A year ago Impearls published visionary physicist Freeman Dyson's remarkable essay “The World, The Flesh, and The Devil,” an exploration of the future of mankind and technology in the light of physicist J. D. Bernal's similar-titled book from way back in 1929.  In honor of the occasion I'd like to discuss chapter IV of Dyson's essay entitled “Big Trees.”  Here Dyson presents several ideas which are arresting from the point of view of those interested in the future of humanity in space.
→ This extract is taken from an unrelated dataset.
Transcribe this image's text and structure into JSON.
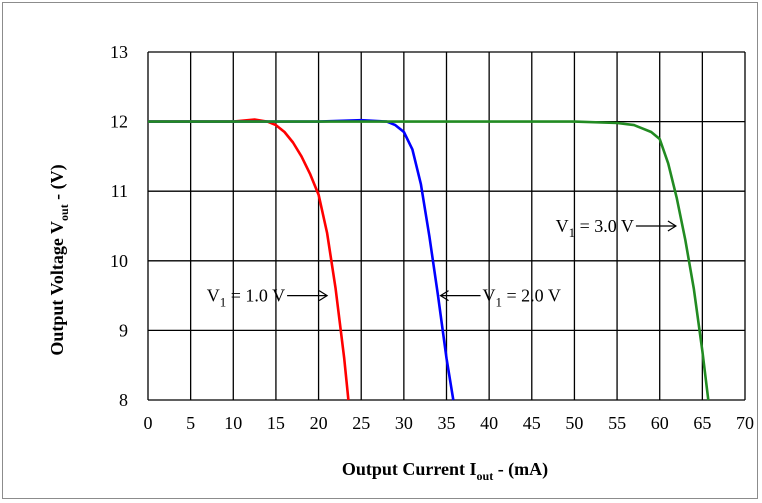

1.  The tiny worlds between the stars — the comets, or “reefs of space” — are numbered in the billions just in the vicinity of our own Sun, and thus very likely outnumber planetary systems and their planets across the galaxy by a similar astronomical factor.  (There may also be many more-normal-sized “rogue planets” — as science-fiction author Poul Anderson termed them — between the stars.)  These small cometary worlds are composed of the substances of life (water, carbon, nitrogen), and given their numbers, the total surface area exceeds that of the terrestrial planets by a factor of thousands.  Think of that: thousands of times more surface area to live on than planets provide.

Moreover, since these worldlets are small, commonly perhaps 10 miles (16 km) in diameter, occupying the entire three-dimentional volume of such a world ought not to be impractical as well, further increasing the habitable space.  I might note that a single 16-km diameter spherical comet has a surface area of 800 square km — about the size of New York City (remember James Blish's Cities in Flight series?) — and a volume of 2,100 cubic km.

2.  Dyson proposes that we colonize and grow trees on comets.  Read the chapter for how he suggests modifying trees to enable them to thrive in such an environment.  Once accomplished, as he points out, on any cometary body 10 miles or so in size the force of gravity is so slight that wood is capable of supporting its own weight to an arbitrary height.  Thus, as Dyson says, “from a comet of ten-mile diameter, trees can grow out for hundreds of miles, collecting the energy of sunlight from an area thousands of times as large as the area of the comet itself.  Seen from far away, the comet will look like a small potato sprouting an immense growth of stems and foliage.  When man comes to live on the comets, he will find himself returning to the arboreal existence of his ancestors.”

Considering a 10-mile comet with foliage growing out for 200 miles in all directions, say, or some 640 km in diameter, the “surface” area of such a treed worldlet (the area absorbing stellar light for purposes of photosynthesis) would be 1,300,000 square km (about the size of the Volga or Missouri River drainage basins on Earth), and including within an inhabitable, arboreal space of 140,000,000 cubic km — about half the volume of the Atlantic or Indian Oceans.  That's just for one such “tiny” world!  (Larry Niven's Integral Trees might provide some slight introduction to that sort of environment.)

3.  As Dyson points out, the distances between such cometary worlds are far smaller than we've come to expect in considering the “voids” between stars.  Rather than light years, the distances would often be light days or less.  Thus, colonization beyond the Solar System will very likely progress differently from the usual expectation in science fiction of some grand expedition between the stars.  Rather, probably, the comets will be colonized layer by layer out from the Sun, and by the time the nearest stars are approached, the relatively small planetary domains within will seem wholly irrelevant, except for research.

I'll close with Dyson's own:  “We shall bring to the comets not only trees but a great variety of other flora and fauna to create for ourselves an environment as beautiful as ever existed on Earth.  Perhaps we shall teach our plants to make seeds which will sail out across the ocean of space to propagate life upon comets still unvisited by man.  Perhaps we shall start a wave of life which will spread from comet to comet without end until we have achieved the greening of the Galaxy.  That may be an end or a beginning, as Bernal said, but from here it is out of sight.”